FILE - The Supreme Court in Washington, June 30, 2024. (AP Photo/Susan Walsh, File) AP

The Supreme Court decision of “money equals free speech” predates Citizens United by more than four decades (i.e., the 1976 Buckley v. Valeo decision) and “corporate constitutional rights” (i.e., the 1886 Santa Clara v. Southern Pacific Railroad decision) by more than a century.

There was no democratic paradise before Citizens United. Corporations and the super-rich had much greater political power than the average person prior to 2010. Think of the failed efforts to hold banking corporations accountable for making risky loans and misrepresenting the quality of loans that led to the 2007-09 Great Recession, the ongoing decades-long failure to convert to renewable energy sources to ensure a livable world in the face of political pressure from fossil fuel corporations, and the never-ending quest to counter the power of insurance corporations opposed to creating an affordable, comprehensive and universal health care system.

Money as free speech means those with most money have the most political influence and those with little money have the least influence. Citizens United only reduced some of the legal hurdles for the super wealthy and corporate entities to gain greater political influence.

Citizens United expanded only one corporate constitutional right – the corporate constitutional right to spend/invest money in elections. There are numerous other never-intended Court-granted rights to corporations that continue to threaten the health, safety, welfare and self-rule of people and communities. These include the First Amendment right not to speak, Fourth Amendment search and seizure, Fifth Amendment takings and 14th Amendment due process and equal protection rights.

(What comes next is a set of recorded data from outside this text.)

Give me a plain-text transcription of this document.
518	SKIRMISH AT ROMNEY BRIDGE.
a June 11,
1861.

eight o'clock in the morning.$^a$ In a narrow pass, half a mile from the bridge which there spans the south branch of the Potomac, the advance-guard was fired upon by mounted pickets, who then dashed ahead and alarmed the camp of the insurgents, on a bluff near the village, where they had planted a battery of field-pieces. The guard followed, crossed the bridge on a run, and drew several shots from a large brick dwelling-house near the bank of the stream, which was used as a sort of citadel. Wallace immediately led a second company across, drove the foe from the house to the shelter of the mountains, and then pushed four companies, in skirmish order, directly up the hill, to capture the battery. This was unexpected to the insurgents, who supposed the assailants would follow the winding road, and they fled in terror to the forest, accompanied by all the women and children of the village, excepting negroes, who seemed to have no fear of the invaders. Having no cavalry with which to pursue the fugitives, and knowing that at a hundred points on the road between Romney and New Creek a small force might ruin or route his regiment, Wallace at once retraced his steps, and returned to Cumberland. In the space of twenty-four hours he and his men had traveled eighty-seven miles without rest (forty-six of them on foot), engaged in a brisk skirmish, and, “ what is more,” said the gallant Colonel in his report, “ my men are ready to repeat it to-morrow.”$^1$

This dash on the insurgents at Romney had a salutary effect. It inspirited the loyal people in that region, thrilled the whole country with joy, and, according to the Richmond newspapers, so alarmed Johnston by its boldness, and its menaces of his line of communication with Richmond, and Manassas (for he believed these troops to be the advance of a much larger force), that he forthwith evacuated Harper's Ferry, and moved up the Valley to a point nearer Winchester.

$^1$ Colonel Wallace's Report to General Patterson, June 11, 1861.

Corporations are not mentioned in the U.S. Constitution. While imperfect on many other issues, the Founders understood that corporate entities were artificial legal creations of the state and needed to be publicly defined and controlled, originally at the state level. They were meant to be tools of We the People and our elected representatives to provide goods and services.

As the Ohio Supreme Court stated in a case dissolving a corporation for violating the terms of its charter, “The time has not yet arrived when the created is greater than their creator.”